Le prêtre regarda Lucien en souriant et lui dit avec une grâce infinie et un sourire presque ironique:—Le diamant ignore sa valeur.
—Il n'y a qu'un prêtre qui puisse flatter un homme pauvre qui s'en va mourir!... s'écria Lucien.
—Vous ne mourrez pas, dit l'Espagnol avec autorité.
—J'ai bien entendu dire, reprit Lucien, qu'on dévalisait les gens sur la route, je ne savais pas qu'on les y enrichît.
—Vous allez le savoir, dit le prêtre après avoir examiné si la distance à laquelle se trouvait la voiture leur permettait de faire seuls encore quelques pas. Écoutez-moi, dit le prêtre en mâchonnant son cigare, votre pauvreté ne serait pas une raison pour mourir. J'ai besoin d'un secrétaire, le mien vient de mourir à Irun. Je me trouve dans la situation où fut le baron de Goërtz, le fameux ministre de Charles XII, qui arriva sans secrétaire dans une petite ville en allant en Suède, comme moi je vais à Paris.
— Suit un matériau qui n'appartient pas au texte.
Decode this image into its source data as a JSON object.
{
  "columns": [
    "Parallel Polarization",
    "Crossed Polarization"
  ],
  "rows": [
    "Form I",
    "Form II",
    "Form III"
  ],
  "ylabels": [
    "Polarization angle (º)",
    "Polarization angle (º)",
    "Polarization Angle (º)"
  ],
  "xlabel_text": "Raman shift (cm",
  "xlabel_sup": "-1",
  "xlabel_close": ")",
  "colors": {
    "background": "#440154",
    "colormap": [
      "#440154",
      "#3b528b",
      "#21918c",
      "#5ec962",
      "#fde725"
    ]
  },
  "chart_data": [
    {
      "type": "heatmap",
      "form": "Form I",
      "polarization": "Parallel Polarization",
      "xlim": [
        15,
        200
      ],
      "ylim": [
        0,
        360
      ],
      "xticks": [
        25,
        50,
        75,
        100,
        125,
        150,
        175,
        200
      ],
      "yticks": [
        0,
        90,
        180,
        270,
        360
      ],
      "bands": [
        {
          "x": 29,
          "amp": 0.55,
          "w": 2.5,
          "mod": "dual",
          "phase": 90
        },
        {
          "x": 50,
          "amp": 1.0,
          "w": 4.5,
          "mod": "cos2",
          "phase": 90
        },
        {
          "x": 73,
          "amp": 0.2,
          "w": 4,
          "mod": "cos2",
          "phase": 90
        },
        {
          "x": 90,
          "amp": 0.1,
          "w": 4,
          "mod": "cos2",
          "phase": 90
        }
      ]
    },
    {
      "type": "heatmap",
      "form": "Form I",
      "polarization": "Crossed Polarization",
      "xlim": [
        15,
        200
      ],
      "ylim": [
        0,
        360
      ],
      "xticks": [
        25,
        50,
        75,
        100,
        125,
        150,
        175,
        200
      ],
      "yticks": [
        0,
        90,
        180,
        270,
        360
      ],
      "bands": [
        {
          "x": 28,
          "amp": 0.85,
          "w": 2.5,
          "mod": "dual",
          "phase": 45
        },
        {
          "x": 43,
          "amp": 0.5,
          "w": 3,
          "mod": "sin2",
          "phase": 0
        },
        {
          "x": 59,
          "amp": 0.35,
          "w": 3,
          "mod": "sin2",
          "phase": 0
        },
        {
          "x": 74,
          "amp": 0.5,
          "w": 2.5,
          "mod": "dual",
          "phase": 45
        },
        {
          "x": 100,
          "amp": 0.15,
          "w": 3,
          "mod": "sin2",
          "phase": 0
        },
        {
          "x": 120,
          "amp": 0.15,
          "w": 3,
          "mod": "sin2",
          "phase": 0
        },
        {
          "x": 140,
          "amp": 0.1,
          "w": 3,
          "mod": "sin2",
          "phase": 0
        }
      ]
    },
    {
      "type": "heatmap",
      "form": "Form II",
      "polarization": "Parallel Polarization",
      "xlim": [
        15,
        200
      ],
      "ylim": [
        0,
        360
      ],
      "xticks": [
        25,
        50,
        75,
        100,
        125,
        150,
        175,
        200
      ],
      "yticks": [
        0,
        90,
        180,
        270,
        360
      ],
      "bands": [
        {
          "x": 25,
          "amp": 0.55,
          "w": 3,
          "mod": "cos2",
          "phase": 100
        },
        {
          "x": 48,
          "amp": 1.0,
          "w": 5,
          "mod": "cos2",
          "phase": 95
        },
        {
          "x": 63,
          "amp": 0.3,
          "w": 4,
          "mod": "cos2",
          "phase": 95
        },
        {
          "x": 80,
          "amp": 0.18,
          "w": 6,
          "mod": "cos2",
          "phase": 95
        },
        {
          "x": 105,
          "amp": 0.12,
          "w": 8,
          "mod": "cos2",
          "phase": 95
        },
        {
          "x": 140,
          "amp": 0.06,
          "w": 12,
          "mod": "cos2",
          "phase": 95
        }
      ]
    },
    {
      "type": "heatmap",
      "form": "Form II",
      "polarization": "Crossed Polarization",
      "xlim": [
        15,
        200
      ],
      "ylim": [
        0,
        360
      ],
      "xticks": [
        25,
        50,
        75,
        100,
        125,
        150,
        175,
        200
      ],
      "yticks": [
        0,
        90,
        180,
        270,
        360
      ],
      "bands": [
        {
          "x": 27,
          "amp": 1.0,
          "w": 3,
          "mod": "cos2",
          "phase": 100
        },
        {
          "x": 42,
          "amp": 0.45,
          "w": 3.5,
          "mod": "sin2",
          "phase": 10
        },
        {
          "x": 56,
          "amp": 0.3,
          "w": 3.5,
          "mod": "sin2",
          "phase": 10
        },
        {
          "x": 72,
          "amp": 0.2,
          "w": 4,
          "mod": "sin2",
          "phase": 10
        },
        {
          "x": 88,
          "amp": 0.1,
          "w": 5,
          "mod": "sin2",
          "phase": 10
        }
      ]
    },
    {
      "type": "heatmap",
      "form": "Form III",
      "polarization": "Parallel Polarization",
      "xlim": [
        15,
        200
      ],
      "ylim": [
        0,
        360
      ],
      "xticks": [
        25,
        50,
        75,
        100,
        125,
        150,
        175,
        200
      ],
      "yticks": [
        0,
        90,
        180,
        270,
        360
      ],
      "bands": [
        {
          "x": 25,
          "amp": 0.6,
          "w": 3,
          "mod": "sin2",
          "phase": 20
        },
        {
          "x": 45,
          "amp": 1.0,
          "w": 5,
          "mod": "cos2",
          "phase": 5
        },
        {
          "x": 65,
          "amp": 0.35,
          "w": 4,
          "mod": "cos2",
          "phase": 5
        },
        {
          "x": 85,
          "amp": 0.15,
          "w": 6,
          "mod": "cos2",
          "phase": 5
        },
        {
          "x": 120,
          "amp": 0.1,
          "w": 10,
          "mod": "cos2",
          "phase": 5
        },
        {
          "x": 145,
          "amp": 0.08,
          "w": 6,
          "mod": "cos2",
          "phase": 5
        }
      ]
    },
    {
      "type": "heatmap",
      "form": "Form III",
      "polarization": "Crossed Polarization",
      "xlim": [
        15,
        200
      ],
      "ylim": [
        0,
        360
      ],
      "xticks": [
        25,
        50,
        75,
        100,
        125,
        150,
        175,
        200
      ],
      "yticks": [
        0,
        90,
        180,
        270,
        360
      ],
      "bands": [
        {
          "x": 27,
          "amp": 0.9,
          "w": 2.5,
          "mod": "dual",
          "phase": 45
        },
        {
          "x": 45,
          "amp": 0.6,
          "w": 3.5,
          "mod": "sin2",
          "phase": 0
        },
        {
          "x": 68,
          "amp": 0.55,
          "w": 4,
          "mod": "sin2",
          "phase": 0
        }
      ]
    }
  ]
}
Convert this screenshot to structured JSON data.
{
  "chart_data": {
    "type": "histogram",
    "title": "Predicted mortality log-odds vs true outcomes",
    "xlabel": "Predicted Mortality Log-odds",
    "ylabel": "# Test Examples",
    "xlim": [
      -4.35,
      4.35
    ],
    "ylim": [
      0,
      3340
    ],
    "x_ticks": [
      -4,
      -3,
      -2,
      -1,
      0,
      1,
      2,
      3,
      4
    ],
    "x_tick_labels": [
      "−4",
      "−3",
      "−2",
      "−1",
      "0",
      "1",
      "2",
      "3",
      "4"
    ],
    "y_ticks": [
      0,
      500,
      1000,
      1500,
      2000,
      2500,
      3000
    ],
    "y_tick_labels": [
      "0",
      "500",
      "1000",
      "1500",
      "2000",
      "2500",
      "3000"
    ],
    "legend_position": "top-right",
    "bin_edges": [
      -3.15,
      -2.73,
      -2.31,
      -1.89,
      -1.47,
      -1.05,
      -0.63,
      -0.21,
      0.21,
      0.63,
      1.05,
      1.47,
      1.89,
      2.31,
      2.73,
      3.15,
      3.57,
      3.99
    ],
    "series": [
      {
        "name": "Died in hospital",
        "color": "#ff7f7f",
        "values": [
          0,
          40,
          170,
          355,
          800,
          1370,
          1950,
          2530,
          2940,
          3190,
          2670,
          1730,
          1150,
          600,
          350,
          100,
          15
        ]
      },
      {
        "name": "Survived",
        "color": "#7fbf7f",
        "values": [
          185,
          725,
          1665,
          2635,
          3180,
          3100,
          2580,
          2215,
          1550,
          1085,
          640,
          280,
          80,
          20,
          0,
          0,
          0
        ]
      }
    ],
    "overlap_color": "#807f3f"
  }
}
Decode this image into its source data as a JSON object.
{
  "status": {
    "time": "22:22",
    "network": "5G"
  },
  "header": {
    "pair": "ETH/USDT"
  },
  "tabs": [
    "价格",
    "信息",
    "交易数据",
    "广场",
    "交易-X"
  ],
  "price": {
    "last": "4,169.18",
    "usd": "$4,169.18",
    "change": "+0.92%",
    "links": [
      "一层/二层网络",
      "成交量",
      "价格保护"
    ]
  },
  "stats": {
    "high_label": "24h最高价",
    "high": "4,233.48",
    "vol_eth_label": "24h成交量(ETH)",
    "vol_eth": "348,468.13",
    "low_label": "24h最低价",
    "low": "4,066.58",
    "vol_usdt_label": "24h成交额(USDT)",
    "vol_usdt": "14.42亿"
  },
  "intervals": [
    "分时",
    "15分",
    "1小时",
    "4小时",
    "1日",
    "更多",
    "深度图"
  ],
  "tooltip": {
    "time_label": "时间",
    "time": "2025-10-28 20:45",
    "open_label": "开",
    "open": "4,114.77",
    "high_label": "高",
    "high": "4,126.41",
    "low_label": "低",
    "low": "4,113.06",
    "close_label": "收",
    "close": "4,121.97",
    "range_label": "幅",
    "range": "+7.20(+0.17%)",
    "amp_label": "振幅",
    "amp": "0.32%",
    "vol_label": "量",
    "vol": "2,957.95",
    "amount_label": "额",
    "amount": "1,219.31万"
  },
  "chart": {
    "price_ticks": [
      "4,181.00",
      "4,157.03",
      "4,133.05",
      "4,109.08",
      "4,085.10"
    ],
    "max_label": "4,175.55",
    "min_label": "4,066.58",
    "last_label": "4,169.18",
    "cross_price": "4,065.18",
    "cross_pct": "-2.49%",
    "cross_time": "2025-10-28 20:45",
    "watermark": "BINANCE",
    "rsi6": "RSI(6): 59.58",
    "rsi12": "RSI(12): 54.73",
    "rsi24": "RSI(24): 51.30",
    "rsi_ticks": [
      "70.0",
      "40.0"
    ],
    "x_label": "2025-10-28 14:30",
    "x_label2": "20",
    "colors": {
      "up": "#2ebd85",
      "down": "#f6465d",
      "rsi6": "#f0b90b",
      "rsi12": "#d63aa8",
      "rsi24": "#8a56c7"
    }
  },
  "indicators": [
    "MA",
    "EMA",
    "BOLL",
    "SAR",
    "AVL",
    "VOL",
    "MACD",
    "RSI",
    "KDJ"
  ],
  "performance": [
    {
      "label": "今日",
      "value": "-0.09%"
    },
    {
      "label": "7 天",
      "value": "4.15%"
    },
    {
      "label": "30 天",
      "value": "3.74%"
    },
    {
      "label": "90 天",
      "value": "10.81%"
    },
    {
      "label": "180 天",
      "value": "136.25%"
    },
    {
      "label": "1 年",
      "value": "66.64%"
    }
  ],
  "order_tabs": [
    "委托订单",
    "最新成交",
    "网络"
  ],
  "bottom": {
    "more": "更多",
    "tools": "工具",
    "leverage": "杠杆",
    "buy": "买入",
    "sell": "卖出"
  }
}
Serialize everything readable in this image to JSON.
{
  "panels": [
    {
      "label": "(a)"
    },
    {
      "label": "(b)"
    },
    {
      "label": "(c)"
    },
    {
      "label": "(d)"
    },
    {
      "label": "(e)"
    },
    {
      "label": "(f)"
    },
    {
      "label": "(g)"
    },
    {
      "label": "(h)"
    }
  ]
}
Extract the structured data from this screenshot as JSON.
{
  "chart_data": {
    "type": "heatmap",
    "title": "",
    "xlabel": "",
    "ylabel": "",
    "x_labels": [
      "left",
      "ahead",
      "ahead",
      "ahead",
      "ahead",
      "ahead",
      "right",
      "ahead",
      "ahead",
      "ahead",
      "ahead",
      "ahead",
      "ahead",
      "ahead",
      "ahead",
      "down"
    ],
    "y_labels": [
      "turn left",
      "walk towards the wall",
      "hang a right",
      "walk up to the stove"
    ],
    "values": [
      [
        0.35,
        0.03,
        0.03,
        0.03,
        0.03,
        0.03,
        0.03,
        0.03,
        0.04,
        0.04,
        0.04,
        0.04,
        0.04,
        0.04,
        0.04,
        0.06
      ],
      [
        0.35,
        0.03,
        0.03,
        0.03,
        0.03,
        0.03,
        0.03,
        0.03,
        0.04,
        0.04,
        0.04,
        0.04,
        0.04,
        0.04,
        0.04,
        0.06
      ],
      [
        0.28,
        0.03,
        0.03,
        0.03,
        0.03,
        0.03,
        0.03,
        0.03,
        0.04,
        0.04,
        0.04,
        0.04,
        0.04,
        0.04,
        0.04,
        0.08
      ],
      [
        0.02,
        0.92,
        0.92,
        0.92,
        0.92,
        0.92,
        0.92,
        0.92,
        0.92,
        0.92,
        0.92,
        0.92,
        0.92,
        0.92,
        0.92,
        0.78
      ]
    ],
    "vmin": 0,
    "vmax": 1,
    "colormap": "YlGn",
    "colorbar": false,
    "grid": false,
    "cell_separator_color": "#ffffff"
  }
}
Le baron rencontra le fils d'un orfèvre, remarquable par une beauté qui ne pouvait certes pas valoir la vôtre... Le baron de Goërtz trouve à ce jeune homme de l'intelligence, comme moi je vous trouve de la poésie au front; il le prend dans sa voiture, comme moi je vais vous prendre dans la mienne; et, de cet enfant condamné à brunir des couverts et à fabriquer des bijoux dans une petite ville de province comme Angoulême, il en fait son favori, comme vous serez le mien. Arrivé à Stockholm, il installe son secrétaire et l'accable de travaux. Le jeune secrétaire passe les nuits à écrire; et, comme tous les grands travailleurs, il contracte une habitude, il se met à mâcher du papier. Feu monsieur de Malesherbes faisait, lui, des camouflets et il en donna, par parenthèse, un à je ne sais quel personnage dont le procès dépendait de son rapport. Notre beau jeune homme commence par du papier blanc, mais il s'y accoutume et passe aux papiers écrits qu'il trouve plus savoureux. On ne fumait pas encore comme aujourd'hui. Enfin le petit secrétaire en arrive, de saveur en saveur, à mâchonner des parchemins et à les manger. On s'occupait alors, entre la Russie et la Suède, d'un traité de paix que les États imposaient à Charles XII, comme en 1814 on voulait forcer Napoléon à traiter de la paix. La base des négociations était le traité fait entre les deux puissances à propos de la Finlande; Goërtz en confie l'original à son secrétaire; mais, quand il s'agit de soumettre le projet aux États, il se rencontrait cette petite difficulté, que le traité ne se trouvait plus. Les États imaginent que le ministre, pour servir les passions du Roi, s'est avisé de faire disparaître cette pièce, le baron de Goërtz est accusé: son secrétaire avoue alors avoir mangé le traité.... On instruit un procès, le fait est prouvé, le secrétaire est condamné à mort. Mais, comme vous n'en êtes pas là, prenez un cigare, et fumez-le en attendant notre calèche.
Lucien prit un cigare et l'alluma, comme cela se fait en Espagne, au cigare du prêtre en se disant:—Il a raison, j'ai toujours le temps de me tuer.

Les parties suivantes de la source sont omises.